Когда Сметсе, преодолевая тысячи препятствий добрался до ворот рая и постучал в них, Святой Петр вышел к нему. Новопреставившийся кузнец немножко оробел, глядя на исполинскую фигуру доброго святого.

— Ты кто? – спросил святой.

— Я Сметсе, — жалобно сказал Сметсе. Милостиво прошу вас позволить мне войти в рай.

— Нет, — ответил святой. – Сматывай удочки. Хоть ты и раскаялся в том, что продал душу чертям, а от мешочка-то с золотом не отказался. Убирайся отсюда.

Остался кузнец тосковать у ворот рая. Вскоре приказала на земле долго жить и его жена. Когда прямиком ее душа направилась в рай, то очень уж испугалась, увидев у ворот призрак своего мужа. При виде жены он радостно вскочил со своего места.

— Жена, я пойду с тобой! – закричал муж.

— Как же ты осмелишься?

— Я спрячусь под твоей юбкой, она такая широкая, что меня не заметят.

Но святой Петр заметил и закричал:

— Окаянный кузнец! Долго ты еще будешь измываться надо мной? Уходи отсюда, продавшийся дьяволу!

— Ах, сударь, — взмолилась женщина, — сжальтесь над ним или позвольте мне остаться вместе с ним.

— Нет, — сказал святой Петр, — твое место – здесь, а его – там.

И она вошла в рай. Ровно в полдень, когда ангелы-повара принесли жене кузнеца ее порцию чудесного пирога с рисом, она подошла к стене и перегнувшись вниз бросила кусок пирога своему мужу.

— А как же ты? – спросил он. – Что же ты будешь есть?

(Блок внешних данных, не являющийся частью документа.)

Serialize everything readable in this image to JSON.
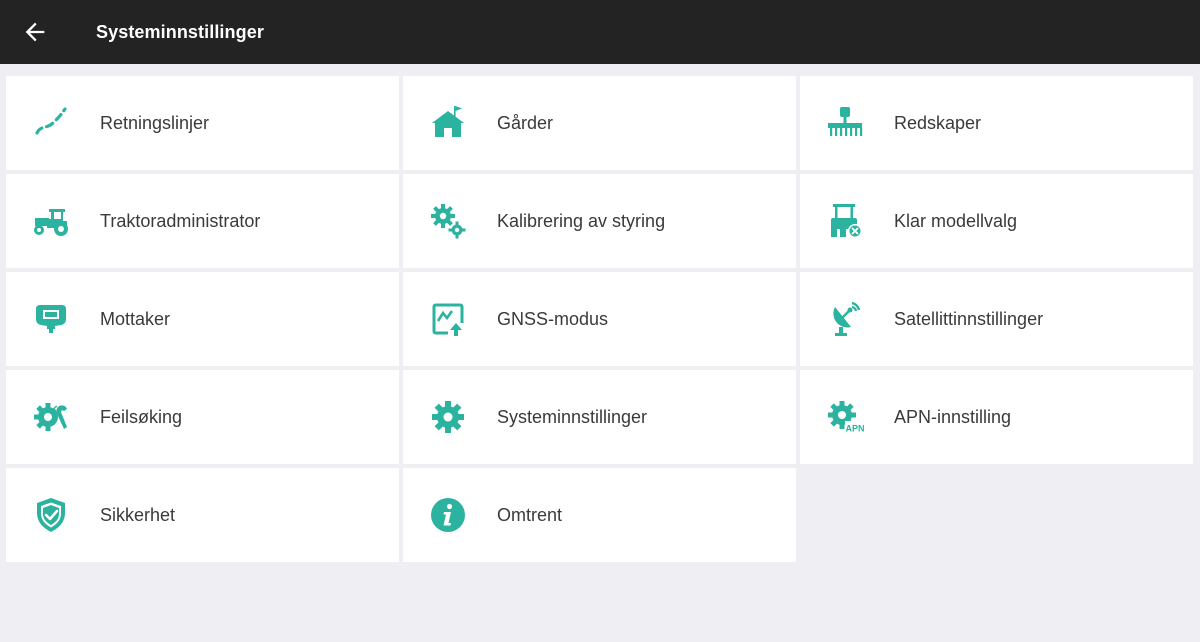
{
  "header": {
    "title": "Systeminnstillinger",
    "back_icon": "arrow-left-icon"
  },
  "accent_color": "#2bb3a0",
  "menu": [
    {
      "label": "Retningslinjer",
      "icon": "guidance-lines-icon"
    },
    {
      "label": "Gårder",
      "icon": "farm-house-icon"
    },
    {
      "label": "Redskaper",
      "icon": "implement-icon"
    },
    {
      "label": "Traktoradministrator",
      "icon": "tractor-icon"
    },
    {
      "label": "Kalibrering av styring",
      "icon": "gears-icon"
    },
    {
      "label": "Klar modellvalg",
      "icon": "tractor-clear-icon"
    },
    {
      "label": "Mottaker",
      "icon": "receiver-icon"
    },
    {
      "label": "GNSS-modus",
      "icon": "gnss-mode-icon"
    },
    {
      "label": "Satellittinnstillinger",
      "icon": "satellite-dish-icon"
    },
    {
      "label": "Feilsøking",
      "icon": "troubleshoot-icon"
    },
    {
      "label": "Systeminnstillinger",
      "icon": "gear-icon"
    },
    {
      "label": "APN-innstilling",
      "icon": "apn-gear-icon"
    },
    {
      "label": "Sikkerhet",
      "icon": "shield-check-icon"
    },
    {
      "label": "Omtrent",
      "icon": "info-icon"
    }
  ]
}
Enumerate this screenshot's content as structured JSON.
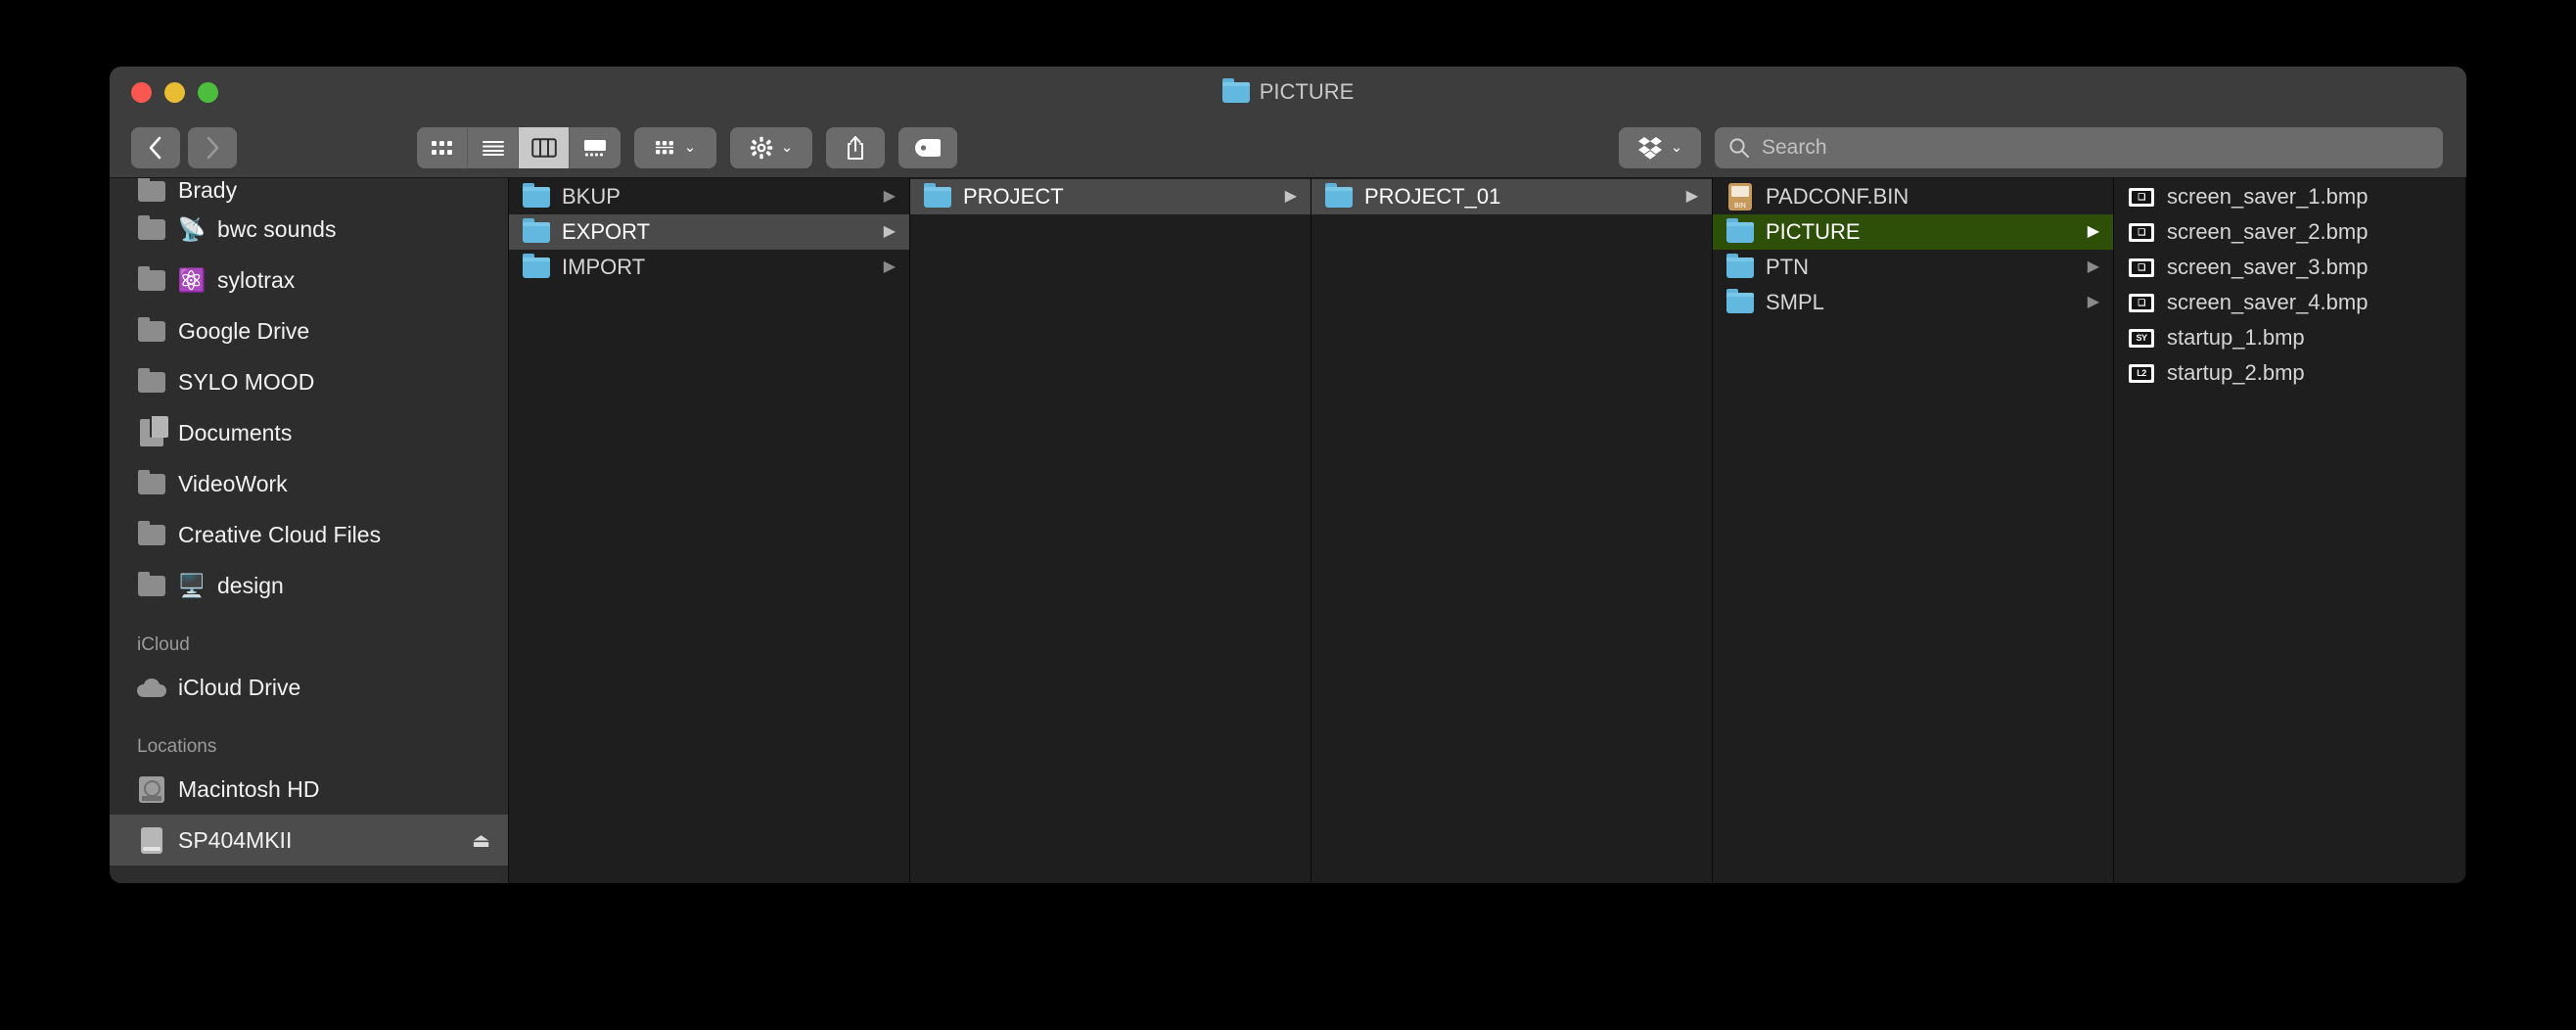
{
  "window": {
    "title": "PICTURE",
    "title_icon": "folder-icon",
    "traffic_lights": {
      "close_label": "Close",
      "minimize_label": "Minimize",
      "zoom_label": "Zoom"
    }
  },
  "toolbar": {
    "back_label": "Back",
    "forward_label": "Forward",
    "view_modes": [
      {
        "name": "icon-view",
        "label": "Icon View",
        "active": false
      },
      {
        "name": "list-view",
        "label": "List View",
        "active": false
      },
      {
        "name": "column-view",
        "label": "Column View",
        "active": true
      },
      {
        "name": "gallery-view",
        "label": "Gallery View",
        "active": false
      }
    ],
    "group_label": "Group",
    "action_label": "Action",
    "share_label": "Share",
    "tags_label": "Tags",
    "dropbox_label": "Dropbox",
    "chevron": "⌄"
  },
  "search": {
    "placeholder": "Search",
    "value": "",
    "icon": "search-icon"
  },
  "sidebar": {
    "favorites": [
      {
        "label": "Brady",
        "icon": "folder-icon",
        "emoji": "",
        "clipped": true,
        "selected": false
      },
      {
        "label": "bwc sounds",
        "icon": "folder-icon",
        "emoji": "📡",
        "clipped": false,
        "selected": false
      },
      {
        "label": "sylotrax",
        "icon": "folder-icon",
        "emoji": "⚛️",
        "clipped": false,
        "selected": false
      },
      {
        "label": "Google Drive",
        "icon": "folder-icon",
        "emoji": "",
        "clipped": false,
        "selected": false
      },
      {
        "label": "SYLO MOOD",
        "icon": "folder-icon",
        "emoji": "",
        "clipped": false,
        "selected": false
      },
      {
        "label": "Documents",
        "icon": "documents-icon",
        "emoji": "",
        "clipped": false,
        "selected": false
      },
      {
        "label": "VideoWork",
        "icon": "folder-icon",
        "emoji": "",
        "clipped": false,
        "selected": false
      },
      {
        "label": "Creative Cloud Files",
        "icon": "folder-icon",
        "emoji": "",
        "clipped": false,
        "selected": false
      },
      {
        "label": "design",
        "icon": "folder-icon",
        "emoji": "🖥️",
        "clipped": false,
        "selected": false
      }
    ],
    "icloud_header": "iCloud",
    "icloud": [
      {
        "label": "iCloud Drive",
        "icon": "cloud-icon",
        "selected": false
      }
    ],
    "locations_header": "Locations",
    "locations": [
      {
        "label": "Macintosh HD",
        "icon": "harddisk-icon",
        "selected": false,
        "eject": false
      },
      {
        "label": "SP404MKII",
        "icon": "disk-icon",
        "selected": true,
        "eject": true
      }
    ],
    "eject_glyph": "⏏"
  },
  "columns": [
    {
      "name": "column-1",
      "items": [
        {
          "label": "BKUP",
          "icon": "folder-icon",
          "arrow": true,
          "selection": "none"
        },
        {
          "label": "EXPORT",
          "icon": "folder-icon",
          "arrow": true,
          "selection": "gray"
        },
        {
          "label": "IMPORT",
          "icon": "folder-icon",
          "arrow": true,
          "selection": "none"
        }
      ]
    },
    {
      "name": "column-2",
      "items": [
        {
          "label": "PROJECT",
          "icon": "folder-icon",
          "arrow": true,
          "selection": "gray"
        }
      ]
    },
    {
      "name": "column-3",
      "items": [
        {
          "label": "PROJECT_01",
          "icon": "folder-icon",
          "arrow": true,
          "selection": "gray"
        }
      ]
    },
    {
      "name": "column-4",
      "items": [
        {
          "label": "PADCONF.BIN",
          "icon": "bin-file-icon",
          "arrow": false,
          "selection": "none"
        },
        {
          "label": "PICTURE",
          "icon": "folder-icon",
          "arrow": true,
          "selection": "green"
        },
        {
          "label": "PTN",
          "icon": "folder-icon",
          "arrow": true,
          "selection": "none"
        },
        {
          "label": "SMPL",
          "icon": "folder-icon",
          "arrow": true,
          "selection": "none"
        }
      ]
    },
    {
      "name": "column-5",
      "items": [
        {
          "label": "screen_saver_1.bmp",
          "icon": "bmp-file-icon",
          "thumb": "❑",
          "arrow": false,
          "selection": "none"
        },
        {
          "label": "screen_saver_2.bmp",
          "icon": "bmp-file-icon",
          "thumb": "❑",
          "arrow": false,
          "selection": "none"
        },
        {
          "label": "screen_saver_3.bmp",
          "icon": "bmp-file-icon",
          "thumb": "❑",
          "arrow": false,
          "selection": "none"
        },
        {
          "label": "screen_saver_4.bmp",
          "icon": "bmp-file-icon",
          "thumb": "❑",
          "arrow": false,
          "selection": "none"
        },
        {
          "label": "startup_1.bmp",
          "icon": "bmp-file-icon",
          "thumb": "SY",
          "arrow": false,
          "selection": "none"
        },
        {
          "label": "startup_2.bmp",
          "icon": "bmp-file-icon",
          "thumb": "L2",
          "arrow": false,
          "selection": "none"
        }
      ]
    }
  ],
  "colors": {
    "accent_selection_green": "#2d4f08",
    "inactive_selection_gray": "#4a4a4a",
    "folder_blue": "#63b8e0",
    "window_chrome": "#3d3d3d",
    "sidebar_bg": "#2d2d2d",
    "column_bg": "#1e1e1e",
    "traffic_red": "#f9574f",
    "traffic_yellow": "#e9bd33",
    "traffic_green": "#4cbd3c"
  }
}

— Пока ничего, — ответила оно. – Но я слышала, что скоро здесь будет ужин.

И Сметсе, поев пирога с рисом, почувствовал сразу, как у него прибавились силы, ибо этот пирог был сочнее и аппетитнее самого лучшего мяса. Тем временем жена его, прогулявшись по раю, подошла к стене, чтобы поделиться с мужем своими впечатлениями.

— Ах, муженек, в раю так чудесно! Как бы я хотела, чтобы ты был здесь. Вокруг господа Иисуса сидят мудрецы и рассуждают с ним о добре, о любви, о справедливости, о знании и красоте. И каждое мгновение они бросают миру семена прекрасного, но люди так злы и глупы, что топчут ногами эти семена или дают им засохнуть.

Иисус Христос узнал жену кузнеца и сказал ей:

— Твой муж при жизни очень хорошо принял меня, когда я в образе младенца спустился на землю со святым Иосифом и святой Марией. А разве твой муж не в раю?

— Ах, нет, господи Иисусе, — отвечала она, — мой муж остался за воротами, он очень опечален и огорчен, святой Петр его сюда не пускает.

— Пошлите за ним, — повелел Иисус, — я хочу с ним поговорить.

Несколько ангелов с алебардами привели Сметсе к сыну божьему. Он расспросил его обо всем и остался в сомнениях, пускать ли веселого кузнеца в рай. Тут Сметсе привел Иисусу еще один довод в свое оправдание:

— Я что есть силы избил мерзких чертей, которые три раза приходили по мою душу.

— Вот это отлично, — сказа Христос, — разрешаю тебе войти в мой рай!»

Таковое чудо случилось в новелле Шарля де Костера. Не земле же мечтали лишь о том, чтобы она не была адом.